||Dr Josephine Laurie
Mater Mother's Hospital
A graduate of The University of Newcastle, Dr Laurie completed general and obstetric medicine fellowship training at The Royal Prince Alfred Hospital, The Royal Brisbane and Women's Hospital and The Mater Mothers' Hospital, where she has practiced since 2006.
Dr Laurie is experienced in managing pregnancy complications including hypertensive disease, renal, endocrine, haematological and thromboembolic disorders.
Her scope of practice includes preconception counselling, antenatal management and postnatal care. Dr Laurie has also recently been appointed the Phase 1 Academic Coordinator for the University of Queensland - School of Medicine, Mater Campus.
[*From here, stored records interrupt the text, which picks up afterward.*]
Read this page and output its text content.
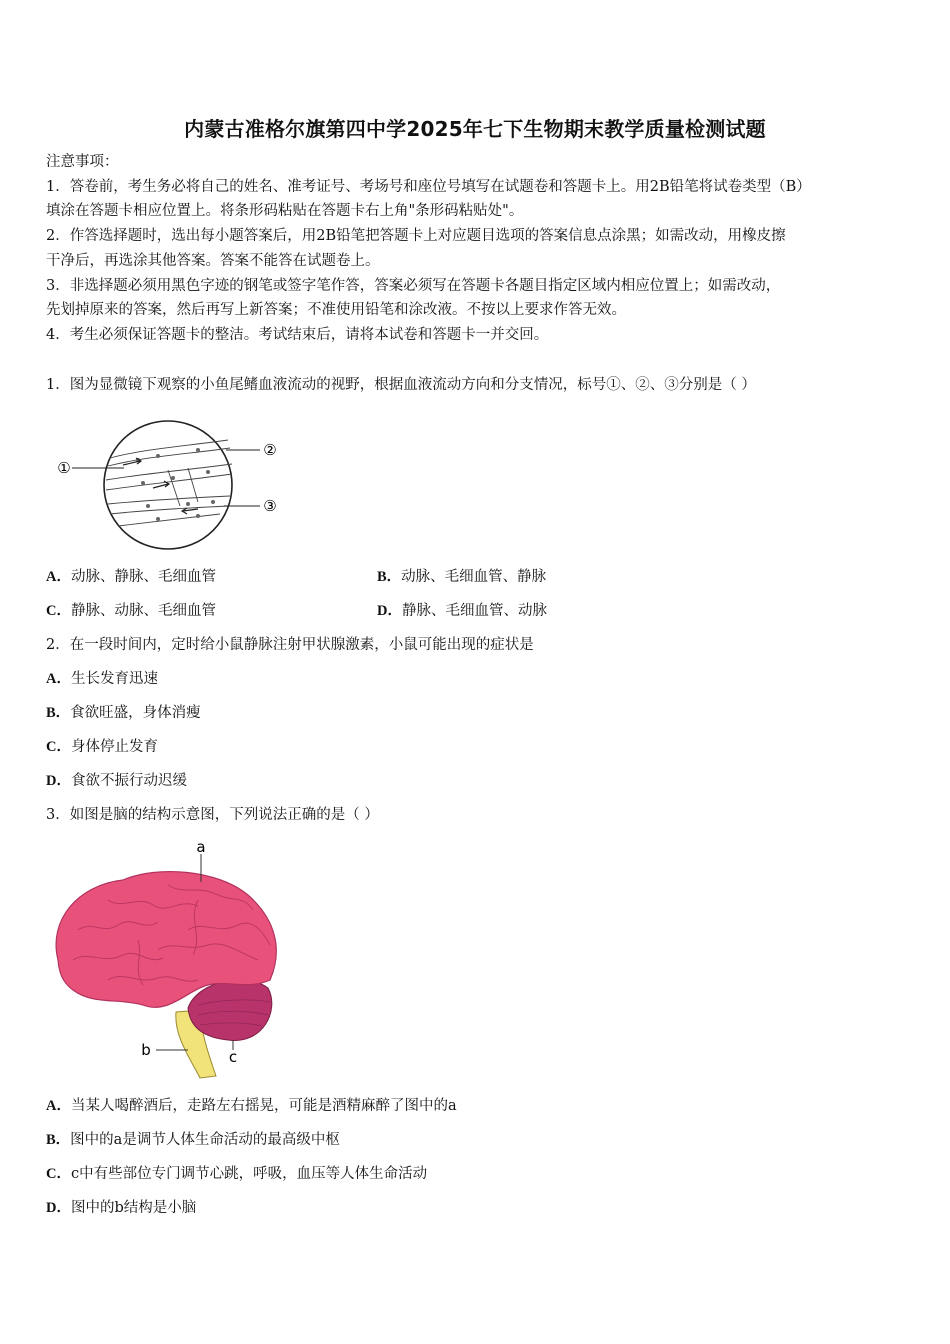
内蒙古准格尔旗第四中学2025年七下生物期末教学质量检测试题
注意事项：
1．答卷前，考生务必将自己的姓名、准考证号、考场号和座位号填写在试题卷和答题卡上。用2B铅笔将试卷类型（B）
填涂在答题卡相应位置上。将条形码粘贴在答题卡右上角"条形码粘贴处"。
2．作答选择题时，选出每小题答案后，用2B铅笔把答题卡上对应题目选项的答案信息点涂黑；如需改动，用橡皮擦
干净后，再选涂其他答案。答案不能答在试题卷上。
3．非选择题必须用黑色字迹的钢笔或签字笔作答，答案必须写在答题卡各题目指定区域内相应位置上；如需改动，
先划掉原来的答案，然后再写上新答案；不准使用铅笔和涂改液。不按以上要求作答无效。
4．考生必须保证答题卡的整洁。考试结束后，请将本试卷和答题卡一并交回。
1．图为显微镜下观察的小鱼尾鳍血液流动的视野，根据血液流动方向和分支情况，标号①、②、③分别是（ ）
①
②
③
A．动脉、静脉、毛细血管	B．动脉、毛细血管、静脉
C．静脉、动脉、毛细血管	D．静脉、毛细血管、动脉
2．在一段时间内，定时给小鼠静脉注射甲状腺激素，小鼠可能出现的症状是
A．生长发育迅速
B．食欲旺盛，身体消瘦
C．身体停止发育
D．食欲不振行动迟缓
3．如图是脑的结构示意图，下列说法正确的是（ ）
a
b	c
A．当某人喝醉酒后，走路左右摇晃，可能是酒精麻醉了图中的a
B．图中的a是调节人体生命活动的最高级中枢
C．c中有些部位专门调节心跳，呼吸，血压等人体生命活动
D．图中的b结构是小脑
As a physician and mother, she is passionate about helping women achieve a healthy and safe pregnancy.
Dr Jo Laurie
Women of child bearing age with medical disorders need close attention paid not only to effective contraception, but also to fertility planning, preconception counselling and medical optimization. With unplanned pregnancy rates approaching 50%, this role inevitably falls to the patient’s treating physician, without the opportunity for review by a dedicated high risk preconception team. A “reproductive plan” could be considered an essential part of the regular review appointment, particularly if new
medications are prescribed or a new comorbidity identified.
Preconception care involves assessing maternal health and the potential impact of their disease on the pregnancy BUT also the impact of their pregnancy on the disease. Providing women and their partners with counselling regarding pregnancy risk and the risk to their potential offspring allows them to make informed decisions and appropriate planning.
I will discuss common presentations to our facilities’ preconception clinic for disorders with potentially significant maternal or fetal morbidity or mortality. I will touch on teratogenicity and efficacy of important medications and the risk of superimposed “pregnancy specific diseases”, such as pre-eclampsia.
Pregnancy and pregnancy planning is often the first time women experience health care unrelated to an illness. The well woman model can be empowering and re-engage them in the active management of their disease, with the baby being the primary focus of attention.